Mcgyver you are right I should not let BA threads stand in the way of a nice project. I got all excited and called Coles to place an order and to my dismay they don't have one and were unwilling to tell me where else I might check ( understadable , but sometimes a little goodwill pays off in the future). How about othe Stuart dealers in US. Tried to call Stuart but time diff put it at night in UK. Don't know why Google has such a difficult time finding dealers, guess i'm doing something wrong.


----------



## Bogstandard (Jun 24, 2008)

Mcgyver, good on you for standing up for the lowly carbon taps and dies.

As you say, if bought from a specialist supplier, they should be OK.

I bought two Presto carbon sets about 30 years ago, one BA, the other metric. Apart from the odd replacement from my breaking taps in my youth, they both are used regularly and still cut like new.

I have also invested in a carbon sets fairly recently, Model Engineering, both standard and special, UNC and UNF, from Tracy Tools in the UK. They are just as good as HSS, in some cases even better. They do get stumped when they come to exotic materials, but for general bits and pieces that we tend to make, they are ideal, and cut spot on size. They also cost about 1/3 of HSS. A well made carbon will always knock the spots off a cheap HSS.

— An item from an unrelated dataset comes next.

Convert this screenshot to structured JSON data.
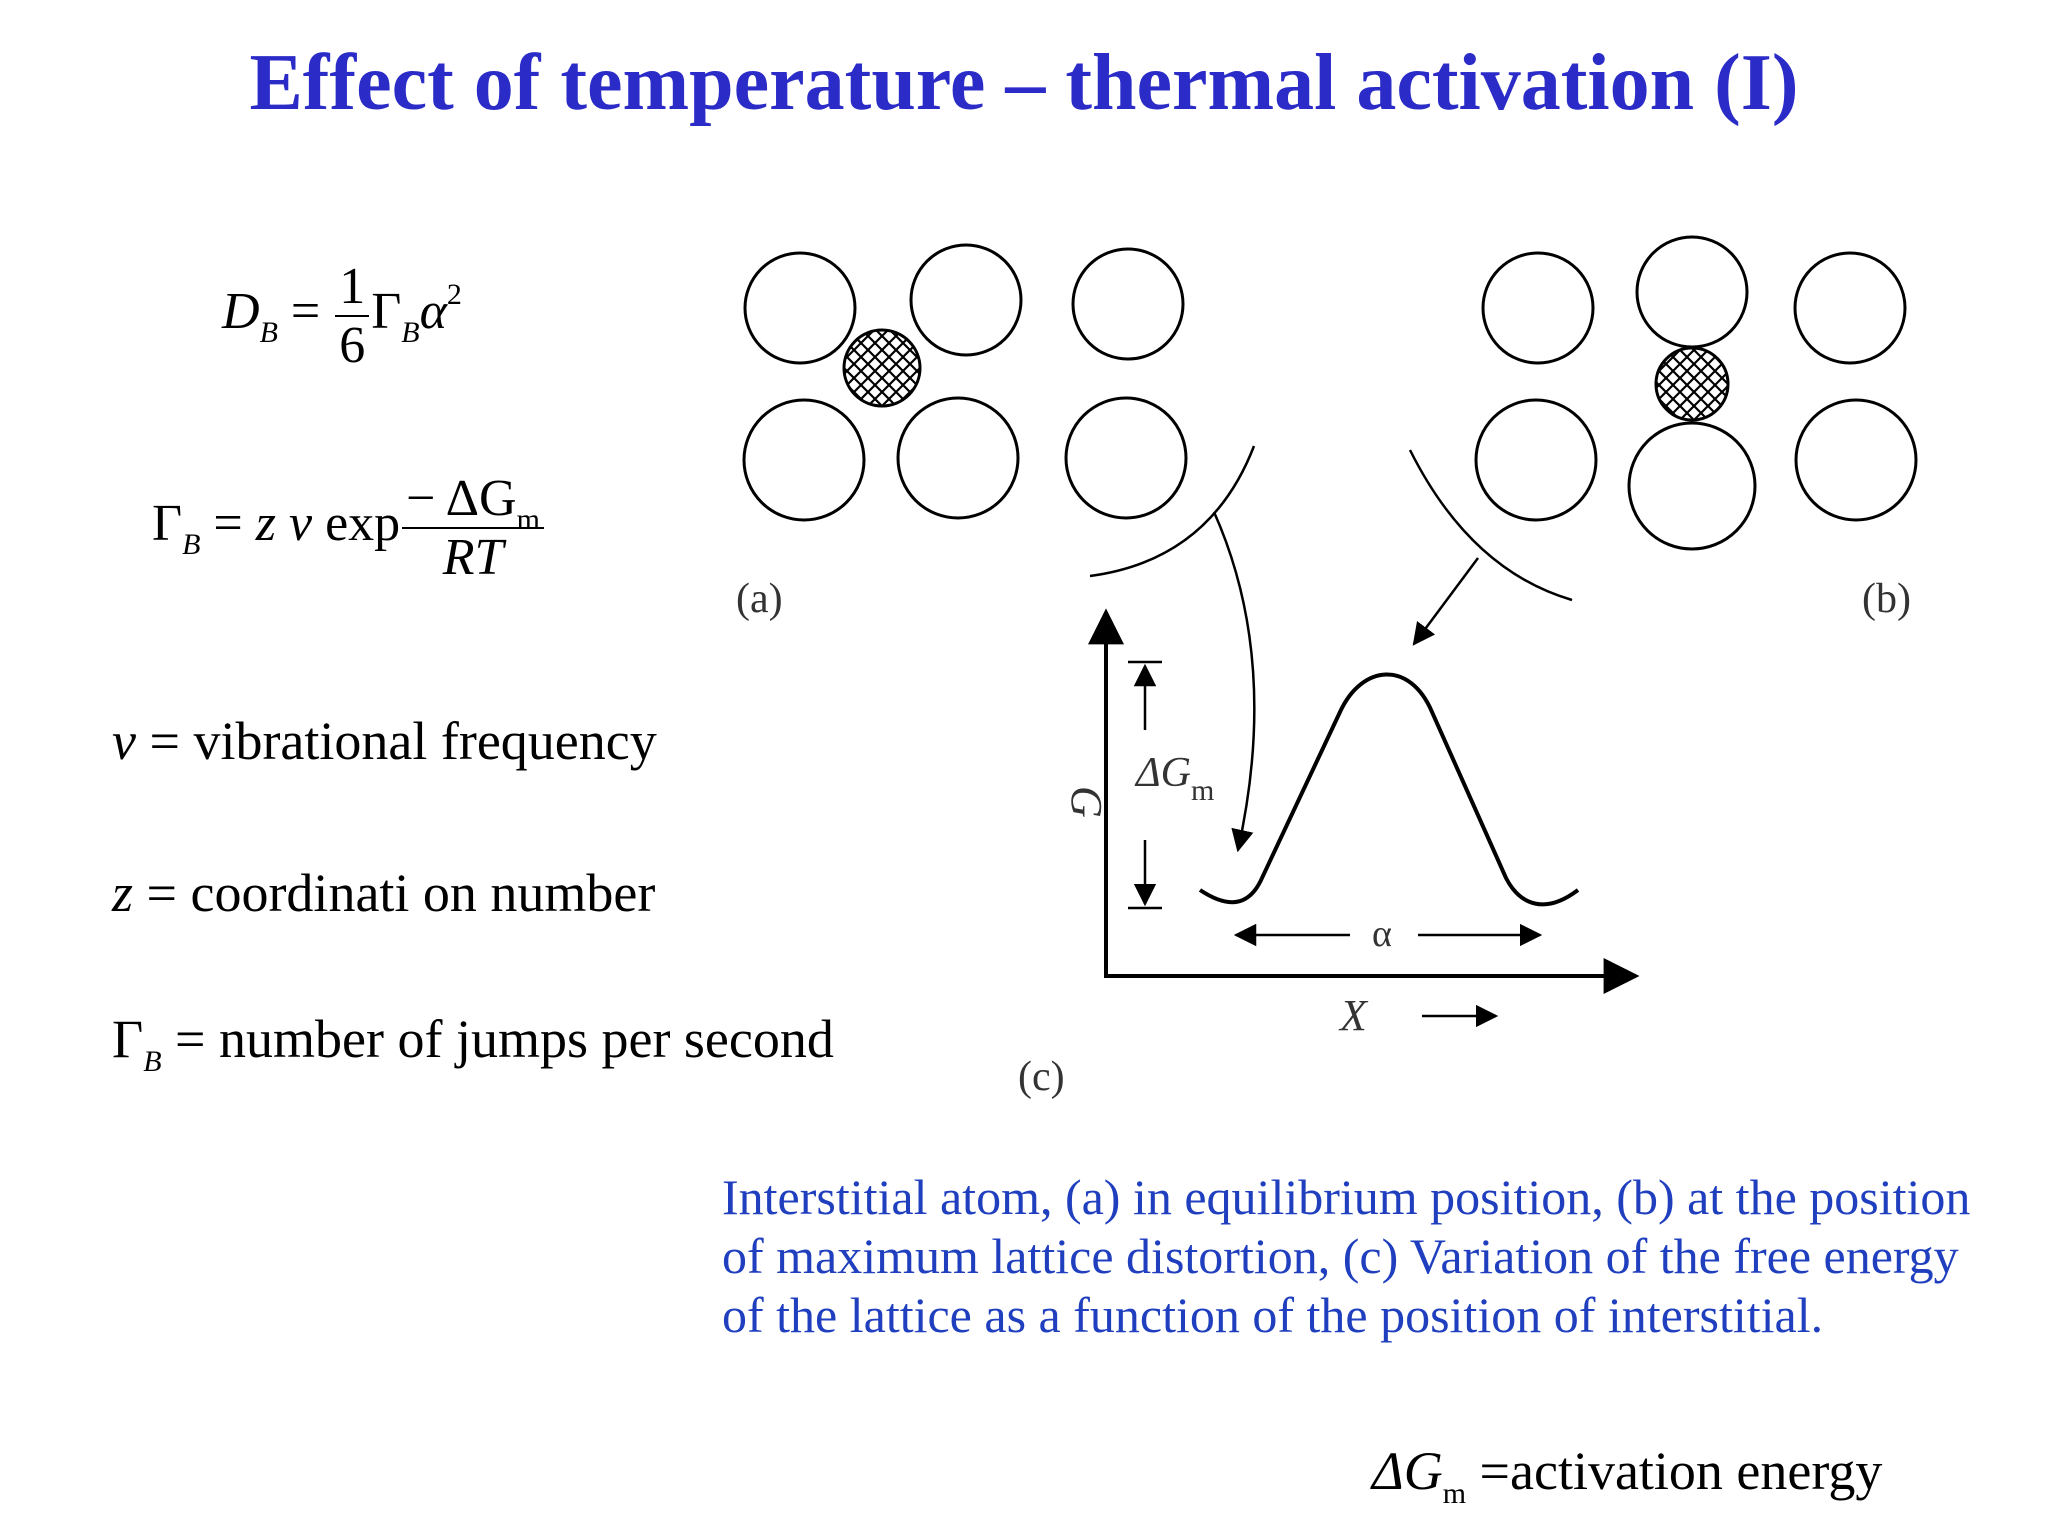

With regards to the start of BA. I think it was first being used in the pioneering electrical and instrument trades, especially military, then was adopted by the model engineering groups later, after WW1, as it had a very good range of small diameters. It is still used by some electrical trades, but that is now changing over to metric, as all old houses are brought up to date, and fully rewired. I think the military changed over a few years ago, after all the old aircraft were decommisioned.

John


----------